The Active Travel focused on five priorities to strengthen active travel and improve quality of life:
- 1. Safe infrastructure for walking and cycling
- 2. A better connected and maintained walking and cycling network
- 3. Supporting new types of active travel
- 4. Making active travel and bicycle parking easy
- 5. Supporting behaviour change and working with communities
An introduction to the draft plan says the city’s original design and layout delivered many benefits, including plenty of large open spaces to walk and ride for recreation.
“But it has also led to a low-density, spread-out city, with street layouts that aren’t always ideal for active travel or public transport. This has led to many people being reliant on the private motor vehicle, even for short trips,” it says.
The draft says Canberrans drive more car kilometres per person than residents in any other Australian city, and population growth is set to boost those ACT kilometres by almost a third by the 2030s.
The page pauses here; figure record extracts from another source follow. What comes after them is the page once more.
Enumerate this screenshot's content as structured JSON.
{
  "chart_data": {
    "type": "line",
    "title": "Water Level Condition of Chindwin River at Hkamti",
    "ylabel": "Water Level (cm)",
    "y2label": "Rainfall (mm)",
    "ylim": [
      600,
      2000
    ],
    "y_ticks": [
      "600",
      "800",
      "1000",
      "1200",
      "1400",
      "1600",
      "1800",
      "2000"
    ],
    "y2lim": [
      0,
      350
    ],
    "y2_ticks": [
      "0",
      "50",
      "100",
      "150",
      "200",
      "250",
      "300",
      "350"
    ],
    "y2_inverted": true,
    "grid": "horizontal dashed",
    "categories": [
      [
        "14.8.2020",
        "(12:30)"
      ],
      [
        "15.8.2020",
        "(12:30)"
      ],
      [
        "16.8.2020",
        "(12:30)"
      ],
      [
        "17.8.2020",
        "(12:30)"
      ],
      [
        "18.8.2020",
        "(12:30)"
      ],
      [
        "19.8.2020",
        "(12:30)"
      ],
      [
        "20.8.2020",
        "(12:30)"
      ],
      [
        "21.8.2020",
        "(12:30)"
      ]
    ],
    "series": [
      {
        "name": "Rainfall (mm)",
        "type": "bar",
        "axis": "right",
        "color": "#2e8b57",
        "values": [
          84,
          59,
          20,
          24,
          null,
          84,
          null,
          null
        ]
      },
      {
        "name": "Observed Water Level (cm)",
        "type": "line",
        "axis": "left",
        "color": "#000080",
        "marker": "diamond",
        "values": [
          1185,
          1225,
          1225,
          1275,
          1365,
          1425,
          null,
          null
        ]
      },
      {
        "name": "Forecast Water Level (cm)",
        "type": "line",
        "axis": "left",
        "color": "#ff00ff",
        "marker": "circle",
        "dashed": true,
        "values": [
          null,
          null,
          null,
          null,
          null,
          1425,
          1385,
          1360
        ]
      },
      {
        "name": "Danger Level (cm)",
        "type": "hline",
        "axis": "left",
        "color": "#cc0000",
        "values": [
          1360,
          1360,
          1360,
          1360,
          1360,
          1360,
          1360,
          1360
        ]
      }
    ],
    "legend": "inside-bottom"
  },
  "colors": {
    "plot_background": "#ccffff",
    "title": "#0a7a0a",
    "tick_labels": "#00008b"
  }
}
That is expected to cause “traffic gridlock and a loss of the great quality of life Canberra is known for”.
“In economic terms, the daily cost of road congestion is forecast to increase from $800,000 per day in 2016 to $1.5 million per day in 2031,” according to the report.
“Planning for a compact and efficient city which enables more people to choose active travel – together with public transport – will help avoid these congestion challenges as our city grows.”
A foreword from the ACT Minister Transport, Chris Steel, states supporting and promoting active travel, for a shift to more sustainable forms of transport, will also help the Territory cut transport emissions and make progress towards a zero-emission future.
He says the Active Travel Plan is aimed at creating active streets that are “safe, accessible and walkable – designed for people and bikes, not cars”.
The Minister addressed a Pedal Power member forum on 28 July and encouraged community input to the plan.
Pedal Power ACT has provided feedback on several aspects of the draft, including its proposal to cut the speed limit on local roads to 40kmh.
The advocacy group wants that cut further to 30kmh, citing “clear evidence” that it would reduce serious injury risk, and called on the ACT Government to consult with the community on a 30kmh speed limit in residential areas.
It is also calling for an implementation plan with timelines on when the plan’s objectives would be carried out.
Gold Coast Transport Strategy
On 16th July, Gold Coast City Council launched community consultation for its transport strategy, citing transport as one of the city’s most important issues as it faces projected population growth from 650,000 to more than one million by 2041.
“This population surge requires us to ensure we get transport right. Addressing traffic congestion will require not only new infrastructure but clever new thinking that doesn’t always include a private motor vehicle,” according to Mayor Tom Tate.
Mayor Tate said this shift had already begun with the uptake of electric vehicles, autonomous vehicles, ride-sharing and e-mobility technology.
A total of 39,700 people used the city’s bike share scheme during the first second quarter of 2022, for 105,500 trips.
A community survey is being conducted until 14th August 2022 to inform a future Transport and Infrastructure Committee and the final strategy.